WKUTM - Berdasarkan Undang-Undang Nomor 18 Tahun 2008 Tentang Pengelolaan Sampah pada pasal 29 ayat satu, bahwa setiap orang dilarang membakar sampah yang tidak sesuai dengan persyaratan teknis pengelolaan sampah. Namun, peraturan tersebut belum sepenuhnya diterapkan di Universitas Trunojoyo Madura (UTM). Hal tersebut lantaran terkendala dalam kerja sama mitra, sehingga menyebabkan sebagian sampah-sampah di UTM masih dibakar dan dibuang tanpa di pilah.
Dikutip dari kompas.com yang melansir dari DNR Wisconsin, Selasa (6/7/2021). Residu dari pembakaran mencemari tanah dan air tanah, hingga dapat memasuki rantai makanan manusia melalui tanaman dan hewan ternak. Bahan kimia tertentu yang dilepaskan oleh asap pembakaran sampah dapat terakumulasi dalam lemak hewan, yang bisa berbahaya saat manusia mengonsumsi daging, ikan, dan produk susu.
Ningwar, selaku kepala Biro Umum dan Keuangan menanggapi terkait peraturan Undang-Undang Nomor 18 Tahun 2008 pasal 29 ayat satu, tentang melakukan
larangan pembakaran sampah yang tidak sesuai dengan prosedur, bahwa hanya sebagian sampah kecil yang dibakar dan sebagian lainnya dibuang. Sedangkan terkait pemilahan sampah organik dan anorganik memang belum dilaksanakan.

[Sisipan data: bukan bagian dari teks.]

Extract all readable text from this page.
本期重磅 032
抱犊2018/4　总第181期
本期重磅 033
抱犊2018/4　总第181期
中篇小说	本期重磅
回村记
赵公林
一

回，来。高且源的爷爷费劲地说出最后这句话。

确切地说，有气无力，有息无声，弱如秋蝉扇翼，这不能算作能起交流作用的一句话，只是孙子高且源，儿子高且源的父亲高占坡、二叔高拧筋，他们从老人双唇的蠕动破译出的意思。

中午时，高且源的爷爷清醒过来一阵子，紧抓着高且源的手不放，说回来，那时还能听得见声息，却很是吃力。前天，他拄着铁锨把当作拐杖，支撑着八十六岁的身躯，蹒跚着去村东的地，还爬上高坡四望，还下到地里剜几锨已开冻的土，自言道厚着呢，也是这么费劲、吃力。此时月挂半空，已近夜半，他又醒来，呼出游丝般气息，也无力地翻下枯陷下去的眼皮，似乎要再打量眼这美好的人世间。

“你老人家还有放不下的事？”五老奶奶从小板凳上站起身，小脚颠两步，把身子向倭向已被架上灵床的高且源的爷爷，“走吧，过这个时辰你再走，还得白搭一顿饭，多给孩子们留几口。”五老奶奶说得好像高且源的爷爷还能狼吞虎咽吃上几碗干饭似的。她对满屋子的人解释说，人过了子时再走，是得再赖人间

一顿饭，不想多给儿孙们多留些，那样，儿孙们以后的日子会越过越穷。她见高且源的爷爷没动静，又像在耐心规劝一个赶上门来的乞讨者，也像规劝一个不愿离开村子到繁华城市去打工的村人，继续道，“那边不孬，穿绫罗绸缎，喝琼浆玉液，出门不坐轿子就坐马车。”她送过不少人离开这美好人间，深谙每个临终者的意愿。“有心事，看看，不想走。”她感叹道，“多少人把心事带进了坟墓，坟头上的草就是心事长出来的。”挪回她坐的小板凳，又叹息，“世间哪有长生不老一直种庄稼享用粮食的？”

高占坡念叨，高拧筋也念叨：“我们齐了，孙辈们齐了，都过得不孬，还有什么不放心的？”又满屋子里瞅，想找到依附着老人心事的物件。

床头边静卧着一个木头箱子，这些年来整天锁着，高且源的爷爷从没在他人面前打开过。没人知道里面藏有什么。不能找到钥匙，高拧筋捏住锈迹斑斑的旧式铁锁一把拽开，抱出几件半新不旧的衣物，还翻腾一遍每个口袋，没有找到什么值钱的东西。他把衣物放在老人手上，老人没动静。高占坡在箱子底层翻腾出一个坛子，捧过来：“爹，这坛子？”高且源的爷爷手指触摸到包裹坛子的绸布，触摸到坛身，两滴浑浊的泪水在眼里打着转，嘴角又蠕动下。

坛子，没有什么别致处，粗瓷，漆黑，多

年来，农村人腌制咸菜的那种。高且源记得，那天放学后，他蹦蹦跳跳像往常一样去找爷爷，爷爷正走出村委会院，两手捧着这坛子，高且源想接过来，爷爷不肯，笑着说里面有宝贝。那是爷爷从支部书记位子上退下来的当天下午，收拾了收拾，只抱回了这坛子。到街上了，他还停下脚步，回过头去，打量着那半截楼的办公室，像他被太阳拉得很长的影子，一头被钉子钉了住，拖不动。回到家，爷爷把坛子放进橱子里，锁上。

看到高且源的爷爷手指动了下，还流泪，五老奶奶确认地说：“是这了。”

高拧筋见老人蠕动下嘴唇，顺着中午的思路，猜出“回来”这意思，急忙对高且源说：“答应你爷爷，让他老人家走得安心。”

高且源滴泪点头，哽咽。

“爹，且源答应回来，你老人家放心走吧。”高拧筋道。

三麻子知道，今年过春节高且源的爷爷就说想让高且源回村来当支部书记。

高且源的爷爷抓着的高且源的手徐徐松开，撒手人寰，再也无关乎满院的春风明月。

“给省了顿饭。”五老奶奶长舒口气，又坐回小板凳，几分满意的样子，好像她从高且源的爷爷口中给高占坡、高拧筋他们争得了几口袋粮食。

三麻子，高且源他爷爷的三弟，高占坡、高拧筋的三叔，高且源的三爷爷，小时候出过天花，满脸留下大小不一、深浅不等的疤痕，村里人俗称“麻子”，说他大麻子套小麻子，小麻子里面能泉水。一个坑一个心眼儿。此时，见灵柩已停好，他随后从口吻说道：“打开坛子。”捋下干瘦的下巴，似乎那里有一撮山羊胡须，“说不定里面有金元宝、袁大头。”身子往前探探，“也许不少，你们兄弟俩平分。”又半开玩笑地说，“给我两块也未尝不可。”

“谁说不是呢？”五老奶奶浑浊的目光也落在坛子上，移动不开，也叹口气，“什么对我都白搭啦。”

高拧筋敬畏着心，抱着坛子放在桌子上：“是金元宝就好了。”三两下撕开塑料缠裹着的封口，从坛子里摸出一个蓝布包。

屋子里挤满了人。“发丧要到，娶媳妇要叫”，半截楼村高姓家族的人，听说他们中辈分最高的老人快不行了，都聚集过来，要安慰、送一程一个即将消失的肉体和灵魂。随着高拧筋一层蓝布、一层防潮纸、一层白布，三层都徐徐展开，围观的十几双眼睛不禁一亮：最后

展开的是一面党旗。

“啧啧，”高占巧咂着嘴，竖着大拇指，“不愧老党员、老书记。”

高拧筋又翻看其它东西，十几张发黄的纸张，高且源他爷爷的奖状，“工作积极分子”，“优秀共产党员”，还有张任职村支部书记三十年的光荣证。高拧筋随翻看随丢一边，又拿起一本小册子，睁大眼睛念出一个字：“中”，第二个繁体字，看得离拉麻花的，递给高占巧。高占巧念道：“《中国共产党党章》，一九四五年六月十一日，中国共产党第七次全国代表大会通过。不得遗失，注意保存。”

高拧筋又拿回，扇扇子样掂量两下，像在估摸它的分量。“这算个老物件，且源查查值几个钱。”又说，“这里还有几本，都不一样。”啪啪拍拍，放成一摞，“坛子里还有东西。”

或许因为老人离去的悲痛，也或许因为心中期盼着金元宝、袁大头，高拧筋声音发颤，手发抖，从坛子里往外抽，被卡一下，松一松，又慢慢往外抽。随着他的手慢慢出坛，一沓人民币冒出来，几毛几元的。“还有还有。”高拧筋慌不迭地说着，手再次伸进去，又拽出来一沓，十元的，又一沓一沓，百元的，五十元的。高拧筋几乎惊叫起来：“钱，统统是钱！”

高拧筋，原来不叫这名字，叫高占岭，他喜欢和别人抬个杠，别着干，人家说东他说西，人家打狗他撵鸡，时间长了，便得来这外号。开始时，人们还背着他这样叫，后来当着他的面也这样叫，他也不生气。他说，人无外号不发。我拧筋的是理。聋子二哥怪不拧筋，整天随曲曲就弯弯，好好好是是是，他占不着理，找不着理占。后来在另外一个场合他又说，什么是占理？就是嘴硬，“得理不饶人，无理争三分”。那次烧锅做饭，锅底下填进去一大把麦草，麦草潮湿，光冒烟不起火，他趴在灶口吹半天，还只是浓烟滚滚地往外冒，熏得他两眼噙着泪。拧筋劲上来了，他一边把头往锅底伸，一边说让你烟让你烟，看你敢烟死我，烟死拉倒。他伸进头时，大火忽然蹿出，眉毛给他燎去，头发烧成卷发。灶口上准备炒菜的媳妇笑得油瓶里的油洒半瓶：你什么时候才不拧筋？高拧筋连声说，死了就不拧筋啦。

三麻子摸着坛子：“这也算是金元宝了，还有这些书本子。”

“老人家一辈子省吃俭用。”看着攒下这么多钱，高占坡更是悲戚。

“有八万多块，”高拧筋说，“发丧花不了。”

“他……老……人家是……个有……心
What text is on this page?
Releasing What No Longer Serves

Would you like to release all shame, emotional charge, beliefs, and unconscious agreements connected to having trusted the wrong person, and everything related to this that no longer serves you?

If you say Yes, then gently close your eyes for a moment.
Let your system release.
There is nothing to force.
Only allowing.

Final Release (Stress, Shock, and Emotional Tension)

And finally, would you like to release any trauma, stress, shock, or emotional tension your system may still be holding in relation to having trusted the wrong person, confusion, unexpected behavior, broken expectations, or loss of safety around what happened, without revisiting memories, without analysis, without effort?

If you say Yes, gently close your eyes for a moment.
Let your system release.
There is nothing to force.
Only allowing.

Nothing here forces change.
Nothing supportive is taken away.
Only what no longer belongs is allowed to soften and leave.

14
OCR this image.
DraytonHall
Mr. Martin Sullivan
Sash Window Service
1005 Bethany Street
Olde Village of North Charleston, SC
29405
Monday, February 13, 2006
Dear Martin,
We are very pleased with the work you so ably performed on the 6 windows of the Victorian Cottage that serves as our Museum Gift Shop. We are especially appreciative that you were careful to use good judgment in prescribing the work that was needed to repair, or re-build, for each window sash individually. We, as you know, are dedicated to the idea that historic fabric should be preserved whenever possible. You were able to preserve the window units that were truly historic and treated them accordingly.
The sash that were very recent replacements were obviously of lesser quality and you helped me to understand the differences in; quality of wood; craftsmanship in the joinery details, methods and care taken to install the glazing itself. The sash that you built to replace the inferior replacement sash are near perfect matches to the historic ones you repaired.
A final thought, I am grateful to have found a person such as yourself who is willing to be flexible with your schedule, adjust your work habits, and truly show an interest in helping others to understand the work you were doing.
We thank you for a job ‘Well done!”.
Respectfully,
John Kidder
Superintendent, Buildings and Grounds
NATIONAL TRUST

”Di pusat jajanan serba ada terdapat pemilahan sampah organik dan anorganik, tapi yang lainnya memang belum dilaksanakan,” jelas pria asal Bangkalan tersebut.
Ningwar membenarkan bahwa UTM sudah tidak melakukan kerjasama mitra lagi terkait penanganan dan pengelolaan sampah dengan Dinas Lingkungan Hidup dan Kebersihan Kabupaten Bangkalan, lantaran Dinas tersebut tidak bisa memberikan bukti yang dapat dipertanggungjawabkan seperti kwitansi, sehingga kerja sama mitra tersebut diberhentikan.
”Dulu dikumpulin terus minta bantuan ke dinas sampah Bangkalan, karena disana perlu operasional namun tidak ada bukti yang bisa dipertanggungjawabkan maka cuma dibakar atau dibuang ke dekat gereja," ungkap Ningwar (27/09).
Aisyah, selaku petugas kebersihan wilayah asrama mengungkapkan bahwa UTM dulu sekitar tahun 2016 masih melakukan kerjasama mitra terkait penanganan dan pengelolaan sampah, namun setelah dua tahun berlalu hal tersebut diberhentikan sehingga menyebabkan sampah harus dibakar dan dibuang di belakang asrama tanpa adanya pemilahan.
"Kalau dulu masih ada yang mengangkut, tiap satu bulan sekali dengan pakai mobil pengangkut sampah," ungkapnya (27/09).
M. Fajar Shiddiq, selaku Ketua Dewan Racana Putra (KDR) Praja Muda Karana (Pramuka) mengeluhkan terkait polusi yang disebabkan oleh pembakaran sampah yang dilakukan petugas kebersihan di belakang Sekretariat Bersama (Sekber) lantaran mengganggu kegiatan mahasiswa yang berada disana dan juga orang-orang yang berada diluar kampus.
"Memang efektifnya ketika dibakar biar cepat selesai, akan tetapi saya juga pernah mendengar keluh kesah kalau membakar sampah asapnya menyebar dari Sekber sampai ke warga luar yang ada di warung itu," keluhnya (26/09).
Fajar, juga menambahkan bahwa UTM kekurangan tempat sampah yang besar sehingga membuat sampah berserakan dimana-mana. Hal tersebut juga didukung oleh kurangnya kesadaran dari mahasiswa juga.
"Yang saya tahu disamping gedung audit banyak sampah bertebaran lantaran tempat tersebut merupakan lalu lalang mahasiswa yang mau keluar dari kampus," jelas mahasiswa asal Lamongan tersebut.
Disisi lain Fajar juga berharap bahwa pihak universitas seharusnya mengadakan kerjasama mitra dengan pihak lain terkait penanganan dan pengelolaan sampah di UTM agar sampah organik dan anorganik dapat dipilah dan juga tidak sering melakukan pembakaran.